Village in Lancashire, England

Entwistle is a village in the civil parish of North Turton, in the Blackburn with Darwen unitary authority area in the ceremonial county of Lancashire, England.

Its name derives from the Old English ened and twisla which means a river fork frequented by ducks. The name was recorded as Hennetwisel in 1212, Ennetwysel in 1276 and Entwissell in 1311. Entwistle is situated in a fork between the Edgeworth Brook and a smaller tributary. Entwistle was originally a township in the chapelry of Turton which was part of the large ecclesiastical parish of Bolton le Moors in the hundred of Salford. In 1866 Entwistle became a separate civil parish, on 30 September 1898 the parish was abolished and merged with Edgworth. In 1891 the parish had a population of 287.

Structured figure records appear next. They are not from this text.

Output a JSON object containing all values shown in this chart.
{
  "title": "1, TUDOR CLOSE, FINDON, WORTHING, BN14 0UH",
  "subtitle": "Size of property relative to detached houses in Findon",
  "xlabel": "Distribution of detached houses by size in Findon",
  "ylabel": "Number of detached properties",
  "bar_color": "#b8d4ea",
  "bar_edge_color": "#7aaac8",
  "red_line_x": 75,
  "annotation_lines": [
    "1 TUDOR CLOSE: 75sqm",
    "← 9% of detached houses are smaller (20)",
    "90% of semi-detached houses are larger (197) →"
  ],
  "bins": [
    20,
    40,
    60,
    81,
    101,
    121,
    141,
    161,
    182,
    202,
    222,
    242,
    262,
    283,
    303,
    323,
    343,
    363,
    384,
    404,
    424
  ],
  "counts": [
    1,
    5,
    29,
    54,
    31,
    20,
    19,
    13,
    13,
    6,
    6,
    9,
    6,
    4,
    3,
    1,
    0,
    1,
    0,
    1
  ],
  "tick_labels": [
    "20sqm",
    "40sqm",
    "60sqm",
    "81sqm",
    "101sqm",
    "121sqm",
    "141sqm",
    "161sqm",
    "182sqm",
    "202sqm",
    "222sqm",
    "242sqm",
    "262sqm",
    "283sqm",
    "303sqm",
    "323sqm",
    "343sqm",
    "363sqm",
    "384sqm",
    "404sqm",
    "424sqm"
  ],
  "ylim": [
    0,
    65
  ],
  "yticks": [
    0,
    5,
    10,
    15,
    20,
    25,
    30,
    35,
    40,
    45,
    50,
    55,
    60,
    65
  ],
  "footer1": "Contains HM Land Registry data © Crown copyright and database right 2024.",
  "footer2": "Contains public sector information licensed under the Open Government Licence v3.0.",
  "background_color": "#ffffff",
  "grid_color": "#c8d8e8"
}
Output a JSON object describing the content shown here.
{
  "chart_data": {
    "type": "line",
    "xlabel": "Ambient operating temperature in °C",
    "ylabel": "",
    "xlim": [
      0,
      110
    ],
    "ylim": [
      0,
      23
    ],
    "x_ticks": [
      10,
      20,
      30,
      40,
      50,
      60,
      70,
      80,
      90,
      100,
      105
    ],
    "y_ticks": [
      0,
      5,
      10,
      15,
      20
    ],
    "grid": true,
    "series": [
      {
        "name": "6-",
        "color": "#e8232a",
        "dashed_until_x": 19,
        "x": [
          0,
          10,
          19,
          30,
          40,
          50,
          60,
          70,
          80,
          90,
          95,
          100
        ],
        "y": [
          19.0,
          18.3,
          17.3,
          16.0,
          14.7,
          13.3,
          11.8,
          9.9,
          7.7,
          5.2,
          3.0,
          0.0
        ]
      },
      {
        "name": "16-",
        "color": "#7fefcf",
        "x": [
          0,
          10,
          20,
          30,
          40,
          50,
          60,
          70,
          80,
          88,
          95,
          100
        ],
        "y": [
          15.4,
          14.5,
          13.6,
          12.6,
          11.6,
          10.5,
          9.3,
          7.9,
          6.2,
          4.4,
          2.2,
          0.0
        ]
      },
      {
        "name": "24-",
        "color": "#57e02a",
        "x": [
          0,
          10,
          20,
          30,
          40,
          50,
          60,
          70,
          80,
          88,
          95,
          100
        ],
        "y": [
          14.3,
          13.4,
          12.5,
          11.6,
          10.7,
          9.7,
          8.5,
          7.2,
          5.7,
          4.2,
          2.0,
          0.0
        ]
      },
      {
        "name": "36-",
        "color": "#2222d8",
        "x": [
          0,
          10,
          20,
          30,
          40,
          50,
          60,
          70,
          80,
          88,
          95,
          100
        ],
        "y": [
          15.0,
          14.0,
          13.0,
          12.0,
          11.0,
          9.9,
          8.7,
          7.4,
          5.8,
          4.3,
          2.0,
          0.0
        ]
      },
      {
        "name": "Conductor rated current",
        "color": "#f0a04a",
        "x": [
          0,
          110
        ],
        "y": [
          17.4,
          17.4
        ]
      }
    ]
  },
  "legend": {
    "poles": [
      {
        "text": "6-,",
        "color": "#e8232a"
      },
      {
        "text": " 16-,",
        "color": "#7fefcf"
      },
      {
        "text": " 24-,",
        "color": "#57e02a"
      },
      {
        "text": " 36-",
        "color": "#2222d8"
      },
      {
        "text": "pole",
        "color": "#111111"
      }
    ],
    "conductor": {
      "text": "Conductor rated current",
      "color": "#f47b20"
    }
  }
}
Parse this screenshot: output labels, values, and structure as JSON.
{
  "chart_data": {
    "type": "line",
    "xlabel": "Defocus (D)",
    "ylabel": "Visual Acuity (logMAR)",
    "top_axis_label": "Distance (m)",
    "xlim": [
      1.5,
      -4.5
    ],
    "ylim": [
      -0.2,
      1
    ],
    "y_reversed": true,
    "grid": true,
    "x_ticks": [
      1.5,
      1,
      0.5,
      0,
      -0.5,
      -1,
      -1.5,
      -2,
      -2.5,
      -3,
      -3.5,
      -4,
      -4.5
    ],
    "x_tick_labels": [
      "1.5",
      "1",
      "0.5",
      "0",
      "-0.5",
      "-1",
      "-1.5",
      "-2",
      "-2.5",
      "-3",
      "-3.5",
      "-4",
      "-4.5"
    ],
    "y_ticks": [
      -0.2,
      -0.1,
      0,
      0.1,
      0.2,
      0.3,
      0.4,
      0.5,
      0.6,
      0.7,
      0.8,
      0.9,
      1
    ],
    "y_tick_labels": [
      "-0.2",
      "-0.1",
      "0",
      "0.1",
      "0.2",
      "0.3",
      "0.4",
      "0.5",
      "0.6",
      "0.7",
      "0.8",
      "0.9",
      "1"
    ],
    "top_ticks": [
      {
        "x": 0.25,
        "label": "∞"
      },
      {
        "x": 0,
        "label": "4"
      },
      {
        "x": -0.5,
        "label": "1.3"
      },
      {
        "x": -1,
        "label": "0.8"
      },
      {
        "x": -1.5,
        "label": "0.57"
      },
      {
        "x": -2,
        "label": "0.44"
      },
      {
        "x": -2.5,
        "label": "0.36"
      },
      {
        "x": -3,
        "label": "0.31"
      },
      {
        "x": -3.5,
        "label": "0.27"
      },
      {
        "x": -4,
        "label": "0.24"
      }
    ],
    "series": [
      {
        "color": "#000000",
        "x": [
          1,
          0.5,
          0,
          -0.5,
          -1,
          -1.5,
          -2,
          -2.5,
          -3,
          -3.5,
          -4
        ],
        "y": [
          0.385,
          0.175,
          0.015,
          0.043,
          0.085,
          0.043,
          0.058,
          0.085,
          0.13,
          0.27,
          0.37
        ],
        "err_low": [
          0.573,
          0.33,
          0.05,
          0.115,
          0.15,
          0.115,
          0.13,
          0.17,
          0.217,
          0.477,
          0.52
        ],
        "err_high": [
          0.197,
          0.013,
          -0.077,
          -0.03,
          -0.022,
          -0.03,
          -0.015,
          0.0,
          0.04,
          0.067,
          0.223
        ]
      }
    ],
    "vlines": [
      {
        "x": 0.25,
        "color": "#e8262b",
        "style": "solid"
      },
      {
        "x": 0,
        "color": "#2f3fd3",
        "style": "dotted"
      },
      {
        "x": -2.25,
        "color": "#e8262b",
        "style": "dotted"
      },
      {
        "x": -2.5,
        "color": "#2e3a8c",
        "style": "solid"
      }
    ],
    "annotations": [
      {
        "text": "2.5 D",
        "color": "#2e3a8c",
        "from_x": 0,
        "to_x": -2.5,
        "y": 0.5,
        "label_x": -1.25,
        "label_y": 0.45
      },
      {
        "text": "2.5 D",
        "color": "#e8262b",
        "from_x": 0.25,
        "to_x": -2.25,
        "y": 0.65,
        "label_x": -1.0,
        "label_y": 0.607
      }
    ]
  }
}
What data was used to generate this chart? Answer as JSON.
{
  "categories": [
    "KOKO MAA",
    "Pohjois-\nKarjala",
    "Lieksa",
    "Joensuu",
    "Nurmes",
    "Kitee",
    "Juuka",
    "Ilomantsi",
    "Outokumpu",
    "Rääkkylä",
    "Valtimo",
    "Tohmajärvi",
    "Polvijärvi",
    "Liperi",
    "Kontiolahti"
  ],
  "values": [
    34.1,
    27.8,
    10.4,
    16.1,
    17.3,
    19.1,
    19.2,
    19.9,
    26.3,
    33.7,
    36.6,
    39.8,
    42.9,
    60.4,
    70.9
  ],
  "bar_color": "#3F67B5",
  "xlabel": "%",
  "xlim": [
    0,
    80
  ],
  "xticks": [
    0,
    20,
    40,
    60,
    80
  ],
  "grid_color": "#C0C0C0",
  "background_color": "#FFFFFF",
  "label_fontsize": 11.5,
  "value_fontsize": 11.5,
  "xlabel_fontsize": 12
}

Entwistle Hall is a 16th-century farmhouse which dates from the time of the Entwistle family. It is a Grade II listed building. The south facing front of the Hall still has many Tudor features including mullioned windows with dripstone headings.

Entwistle railway station, situated between Darwen and Bromley Cross railway stations on the line between Blackburn and Bolton, was a request stop until the May 2023 timetable change. The station is situated close to the Strawbury Duck public house.

Nearby streams have been dammed to form the Wayoh and Turton and Entwistle Reservoirs. The area is popular with walkers, anglers and joggers.

Entwistle, which lies to the north-eastern corner of the old Turton Urban District (which also includes Edgworth, Quarlton, Bradshaw, Harwood, Turton, and Longworth), is about 1,000 feet above sea level and consists of some 1,668 acres.